Massachusetts is not a community property state, which means that, during a divorce, marital property is divided equitably by the courts whenever the parties cannot reach accord on their own. However, it can be exceedingly difficult to make sure that you receive full value for your share of the marital assets if you do not know the true value of those assets in the first place. Below are some tips to help you determine value of marital assets that sometimes get overlooked.

-- Make sure you have a recently updated list of the contents of all safety deposit boxes and storage units.

-- Never sign any blank forms. Read over everything you sign, especially tax documents.

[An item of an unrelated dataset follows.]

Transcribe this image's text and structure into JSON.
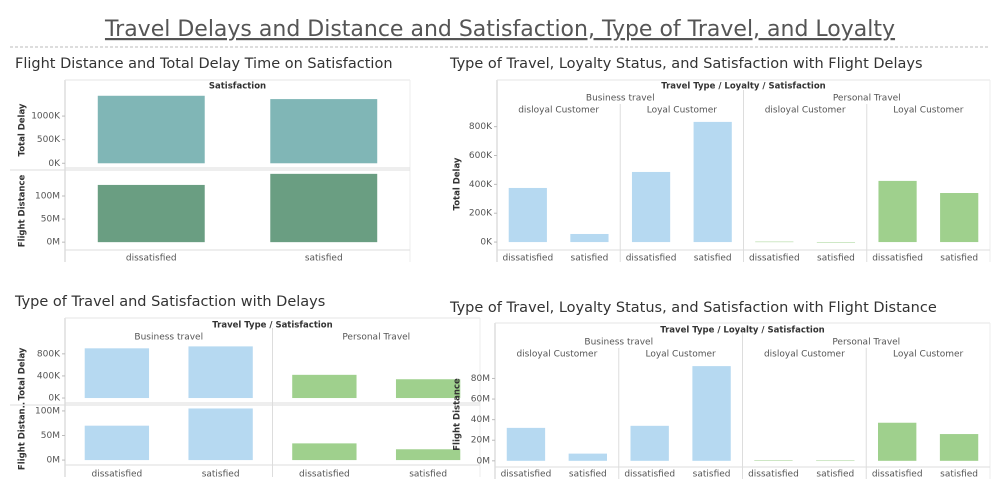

-- Keep a current list of credit card account numbers, lines of credit at lending institutions and investment accounts. Know balance owed on credit accounts and the amounts in investment holdings.

-- Know the breakdown of costs to run your household each month and factor in a percentage of seasonal, annual and periodic expenses.

-- Keep copies of any documentation regarding royalties, mineral rights, farm subsidies, etc.

-- Make copies of life insurance policies and beneficiary designations.

-- Make sure that you know all of your spouse's employment benefits (including hard-to-value "fringe" benefits) and pension information.

-- Have certified appraisals done on all collectibles, not just stamps or coins. That KISS memorabilia collection your spouse has in the spare room could be worth tens of thousands of dollars.

-- Add up all medical and dental debts owed by you and your spouse. Include any debts for minor children and costs of all past, present and future medical supplies (diabetic syringes, eyeglasses, contact lenses, prescription meds, rehabilitative devices, etc.).

-- If you co-signed for educational loans for your children, include the balances in the debt column. If they default, you are still on the hook for their debt.

-- Keep good records of charitable donations and tithes to churches.

Your divorce attorney can recommend reputable appraisers who can accurately valuate marital assets to help you receive your fair share in a divorce.